I cannot speak for anyone else there but I find the path to follow is not easy. A constant turmoil between what is inside and what Jesus asks from me. What my history is versus His history which goes back further. What I see my life unfolding to be and what Jesus tells me (usually unfolded only in part because I probably cannot handle the whole thing at once.) It creates an internal tension. A constant sorting and resorting and throwing out. A lot of nightmares for me that feel so vivid I am shook. And if I didn’t have some disciples along the way reminding me to look at what He is doing right now (remember to stay in the present moment also) I would have probably lost it.

Tension is the plight I believe of when you are on the right path. And I believe this is where grace value is increased. That is to say when you know you are on the right path walking in the right direction. You add up all that you do and know you are still at the start line of a marathon and know this while simultaneously know that Christ has provided you an imperishable reward at the finish line is when grace is not cheap. But its that tension that comes along with the run from there.

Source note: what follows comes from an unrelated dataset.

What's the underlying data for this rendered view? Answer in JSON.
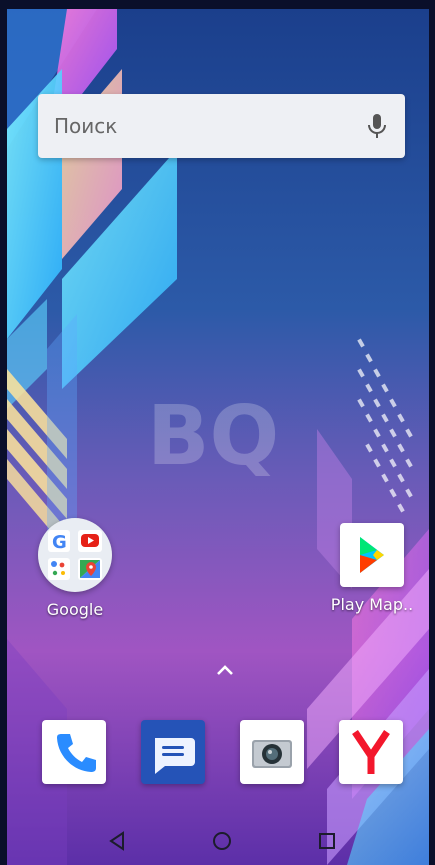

I hate it. But I would not change it. If this is the path necessary to complete dependence of God then I’m learning to say “you have done all things well.” And as much as the struggle is painful at times and I deal with feeling lonely I know this is what is best. Every once in a while you get glimpses that you are alright. And God graciously sends someone along the way to push you further and remind you that you are ok…or that you are going to be ok. Its a lonely journey but not one where you are completely alone always.

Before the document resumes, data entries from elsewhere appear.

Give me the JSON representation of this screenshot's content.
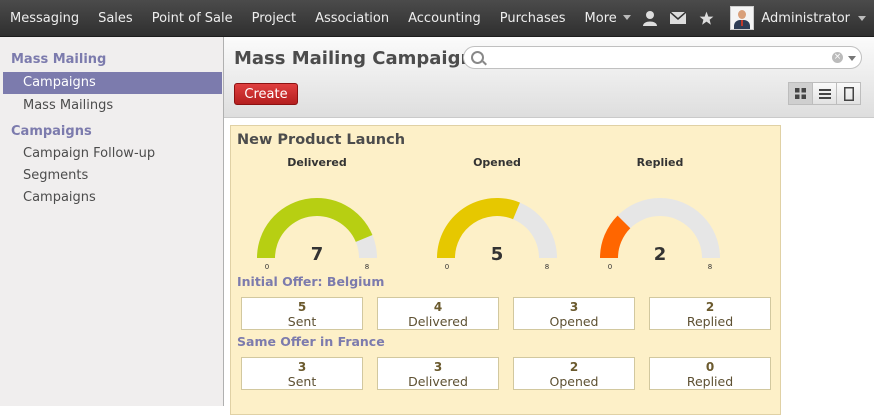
{
  "topbar": {
    "menu": [
      "Messaging",
      "Sales",
      "Point of Sale",
      "Project",
      "Association",
      "Accounting",
      "Purchases",
      "More"
    ],
    "user": "Administrator",
    "icons": [
      "user-icon",
      "mail-icon",
      "star-icon"
    ]
  },
  "sidebar": {
    "section1": "Mass Mailing",
    "items1": [
      "Campaigns",
      "Mass Mailings"
    ],
    "section2": "Campaigns",
    "items2": [
      "Campaign Follow-up",
      "Segments",
      "Campaigns"
    ]
  },
  "header": {
    "title": "Mass Mailing Campaigns",
    "search_placeholder": "",
    "create_label": "Create"
  },
  "card": {
    "title": "New Product Launch",
    "gauges": [
      {
        "label": "Delivered",
        "value": 7,
        "min": "0",
        "max": "8",
        "color": "#b7cf12"
      },
      {
        "label": "Opened",
        "value": 5,
        "min": "0",
        "max": "8",
        "color": "#e6c800"
      },
      {
        "label": "Replied",
        "value": 2,
        "min": "0",
        "max": "8",
        "color": "#ff6600"
      }
    ],
    "mailings": [
      {
        "name": "Initial Offer: Belgium",
        "stats": [
          {
            "value": "5",
            "label": "Sent"
          },
          {
            "value": "4",
            "label": "Delivered"
          },
          {
            "value": "3",
            "label": "Opened"
          },
          {
            "value": "2",
            "label": "Replied"
          }
        ]
      },
      {
        "name": "Same Offer in France",
        "stats": [
          {
            "value": "3",
            "label": "Sent"
          },
          {
            "value": "3",
            "label": "Delivered"
          },
          {
            "value": "2",
            "label": "Opened"
          },
          {
            "value": "0",
            "label": "Replied"
          }
        ]
      }
    ]
  },
  "colors": {
    "accent": "#7c7bad",
    "create": "#c32a2a",
    "card_bg": "#fdf0c8"
  }
}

The rest of the group may have been different in their thoughts but what I did see is probably the second most encouraging thing for me. I saw the church have a candid discussion about what it means to be the essence of who we are. We can talk about being a Christian, or titles like “church member”, “board member”, etc. But when you tarry through what it means to follow a living person in life. When you discuss what Dallas Willard says “to be with Him learning to be like HIm.” You realize that this is not an easy discussion and but it is one that is only effective in the Church. Today I saw the church gather in a facility and tarry through bearing one another’s differences to learn how to follow Jesus. And for that reason I am very humbled and appreciative.